Lesung in der Villa Raab
Tim Frühling überzeugt als Buchautor mit seinem Neulingswerk "Totgegrillt"
Fotos: Anja Kierblewski / PR.Agentur MARLIK
28.07.2021 / ALSFELD -
Er ist ein Mann der Worte. Was er sagt, liest und schreibt sitzt und trifft – den Humor. Selbst dann, wenn es um ein ernstes Thema wie Mord in seinem mitgebrachten Kriminalroman "Totgegrillt" geht. Tim Frühling – Radiomoderator, Wetterfrosch und seit zehn Jahren auch Buchautor – bewies am Sonntag seine Eloquenz sowie rhetorische und intonierenden Fähigkeiten, aber auch seine feinen Antennen: Alles was am Rande seiner Lesung auf der "bühne rôtbuche" im Garten der Villa Raab geschah, baute er spontan mit in seinen Auftritt ein – das Martinshorn in Altenburg, der vorbeigetragene Streuselkuchen, von dem er sich wünschte, es wäre Speckkuchen (Salzekuchen) gewesen, aber auch die vollautomatische Toilette des "hôtel villa raab" mit Dusch- und Föhnfunktion, die er kurz vor seinem Auftritt noch entdeckte.
Es war eine tolle Show, die der Wahl-Frankfurter unter der Rotbuche ablieferte. Wobei, Show ist in dem Fall eigentlich eine Beleidigung, denn der 45-Jährige zeigte sich sehr authentisch, unkompliziert und kontaktfreudig. Er ist einfach ein unterhaltsamer Typ, dem Wortwitz und Phantasie scheinbar mit in die Wiege gelegt wurden. Ein echter Entertainer und Publikumsmagnet.

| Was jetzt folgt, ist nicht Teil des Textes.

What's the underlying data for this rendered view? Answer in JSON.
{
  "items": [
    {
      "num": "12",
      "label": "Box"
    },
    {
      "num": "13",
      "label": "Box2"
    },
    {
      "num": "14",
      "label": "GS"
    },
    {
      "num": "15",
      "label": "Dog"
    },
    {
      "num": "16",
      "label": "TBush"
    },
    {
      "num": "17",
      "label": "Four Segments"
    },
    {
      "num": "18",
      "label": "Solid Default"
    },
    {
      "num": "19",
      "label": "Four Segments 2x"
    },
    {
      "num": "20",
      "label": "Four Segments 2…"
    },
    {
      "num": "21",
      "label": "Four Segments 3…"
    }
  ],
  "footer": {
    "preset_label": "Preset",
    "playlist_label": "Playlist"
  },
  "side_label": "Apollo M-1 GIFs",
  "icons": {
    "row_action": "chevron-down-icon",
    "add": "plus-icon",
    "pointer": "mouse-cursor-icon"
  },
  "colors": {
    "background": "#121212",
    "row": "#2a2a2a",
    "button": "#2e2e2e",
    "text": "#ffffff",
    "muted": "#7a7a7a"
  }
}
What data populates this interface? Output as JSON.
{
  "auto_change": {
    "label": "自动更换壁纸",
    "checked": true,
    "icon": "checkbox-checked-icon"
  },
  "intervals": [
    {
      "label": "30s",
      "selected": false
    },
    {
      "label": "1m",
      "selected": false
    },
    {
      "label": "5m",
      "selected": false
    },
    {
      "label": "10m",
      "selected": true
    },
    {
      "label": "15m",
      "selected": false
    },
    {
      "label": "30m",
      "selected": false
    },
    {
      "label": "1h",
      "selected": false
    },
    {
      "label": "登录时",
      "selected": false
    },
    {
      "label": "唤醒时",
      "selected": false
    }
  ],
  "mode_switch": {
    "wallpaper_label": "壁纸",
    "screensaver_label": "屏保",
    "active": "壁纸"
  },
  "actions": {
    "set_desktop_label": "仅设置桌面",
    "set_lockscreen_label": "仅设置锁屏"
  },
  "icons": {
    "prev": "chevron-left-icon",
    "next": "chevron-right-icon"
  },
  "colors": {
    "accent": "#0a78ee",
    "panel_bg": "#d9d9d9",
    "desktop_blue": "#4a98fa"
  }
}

Mutter plaudert aus dem Nähkästchen
100 Besucher hören gespannt zu
Von seiner Seriosität war am Sonntagnachmittag nichts zu merken, zumindest nicht von einer etwaig einhergehenden Steifheit oder Humorlosigkeit. Im Gegenteil: In kurzer Hose und Turnschuhen saß Tim Frühling entspannt auf seinem Barhocker, las aus seinem Buch oder erzählte daraus – manchmal so ineinander übergehend, dass man als gebannter Zuhörer gar nicht den Unterschied bemerkte.Stattdessen konzentrierte sich der Autor darauf, wortgewandt den Mercedes der Grills – einen hochkomplexen Weber-Grill, den manche lieber in den Vorgarten stellen als darauf grillen würden – mit allen Raffinessen zu beschreiben oder sich besondere Dips und Soßen für das Barbecue auszudenken, von denen er dringend abriet, sie nachzukochen: "Das ist hier ein Krimi und kein Rezeptbuch!" In der Ankündigung versprach er eine kulinarisch versierte Persiflage auf Edelsteak – wenn auch die Gäste von Leo Vossen in dem Grillfleisch-Krimi nicht das bekamen, was ihnen angekündigt wurde, die Zuhörer im Garten der Villa bekamen es.
Ein ernster Krimi
"Mir ist es wichtig, dass meine Leser oder Zuhörer sich in den Situationen wiederfinden oder ähnliche Situationen oder Menschen kennen", erläutert Tim Frühling am Rande der Lesung im Gespräch, für das er sich mit seiner Leserschaft auch viel Zeit nahm. So kam es auch zu seinem ersten Buch "Nichts kann ich mir am besten merken". "Ich wollte einfach mal ein paar Sachen aufschreiben, die ich mir merken kann oder die mir auffallen – Unnützes eigentlich – das jeder aber irgendwie auch kennt", erinnert er sich. Damals gab er seine Geschichtensammlung an eine Bekannte aus dem Fischer-Verlag und war völlig überrascht, dass sie seine Geschichten als Buch veröffentlichen wollte.An seiner Idee des Schreibens, seiner persönlichen Note, allseits bekannte Alltagsszenen so überspitzt und mit dramaturgisch aufbauendem Humor so zu erzählen, dass er sowohl Spannung aufbaut als auch die Leser – oder in dem Fall Zuhörer – zum herzhaften Lachen bringt, hat er bis heute festgehalten. Auch in seinem Krimi, den seine Mutter ernster findet, als die letzten Bücher, wie der "Hessentagstod" oder die Geschichten von Kommissar Daniel Rohde aus Bad Hersfeld.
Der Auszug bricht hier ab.